Der eigentliche Vorgang am Tresen des Tierheims Bergheim ist erschreckend kurz. Es werden ein paar Fragen gestellt und Formulare ausgefüllt. Damit besiegelt die junge Frau das Schicksal eines Lebewesens auf die wohl kälteste vorstellbare Art.
Sie übereignet ihre Sphynxkatze dem Tierheim und dann geht die Frau wieder ihrer Wege. So als wäre es das Normalste von der Welt! Und der eigentliche Grund hinter dieser Entscheidung macht die Sache keinen Deut besser…
Deshalb verliert Mercedes ihr Zuhause
Die Nacktkatze wird nicht etwa im Tierheim abgegeben, weil ihr Frauchen schwer erkrankt ist. Auch eine unvorhersehbare Lebenskrise steckt nicht dahinter. Der wirkliche Grund ist viel trivialer und kälter!
Die arme Mercedes wurde ausgemustert, weil eine unsichtbare finanzielle Schmerzgrenze überschritten wurde. Ein einziges Machtwort aus der Familie reichte, um die Nacktkatze dann vor die Tür zu setzen.
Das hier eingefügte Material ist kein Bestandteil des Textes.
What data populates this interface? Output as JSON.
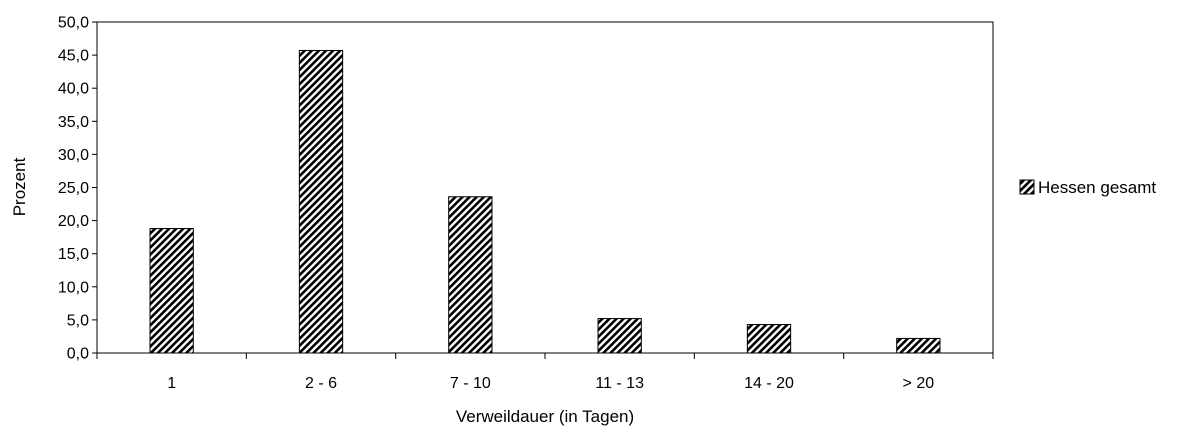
{
  "chart_data": {
    "type": "bar",
    "categories": [
      "1",
      "2 - 6",
      "7 - 10",
      "11 - 13",
      "14 - 20",
      "> 20"
    ],
    "series": [
      {
        "name": "Hessen gesamt",
        "values": [
          18.8,
          45.7,
          23.6,
          5.2,
          4.3,
          2.2
        ],
        "pattern": "diagonal-hatch"
      }
    ],
    "xlabel": "Verweildauer (in Tagen)",
    "ylabel": "Prozent",
    "ylim": [
      0,
      50
    ],
    "yticks": [
      "0,0",
      "5,0",
      "10,0",
      "15,0",
      "20,0",
      "25,0",
      "30,0",
      "35,0",
      "40,0",
      "45,0",
      "50,0"
    ],
    "grid": false,
    "legend": "right",
    "colors": {
      "bar_fill": "#ffffff",
      "bar_hatch": "#000000",
      "axis": "#000000"
    }
  }
}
Die eiskalte Rechnung des Vaters
Die junge Frau hatte die Rassekatze im Internet gekauft. Doch im neuen Zuhause läuft nicht alles nach Plan. Mercedes versteht sich offenbar nicht mit der zweiten Nacktkatze, die bereits dort lebt. Ein Problem, das mit Zeit, Geduld und vielleicht auch professioneller Hilfe zu lösen gewesen wäre.
Schließlich schaltet sich aber der Vater der Halterin ein – mit einer Logik, die in ihrer Kälte kaum zu überbieten ist. Sein vernichtendes Urteil, das die Tierschützer fassungslos zurücklässt: „Wenn die Tierarztkosten den Kaufpreis übersteigen, muss die Katze weg.“
Für den Vater ist Mercedes offenbar kein Familienmitglied, sondern ein defektes Wirtschaftsgut. Die Reparaturkosten übersteigen den Restwert – also ab zum Schrottplatz, oder in diesem Fall: ins Tierheim. Mercedes‘ Frauchen beugt sich dem Druck. Die Katze wird abgegeben.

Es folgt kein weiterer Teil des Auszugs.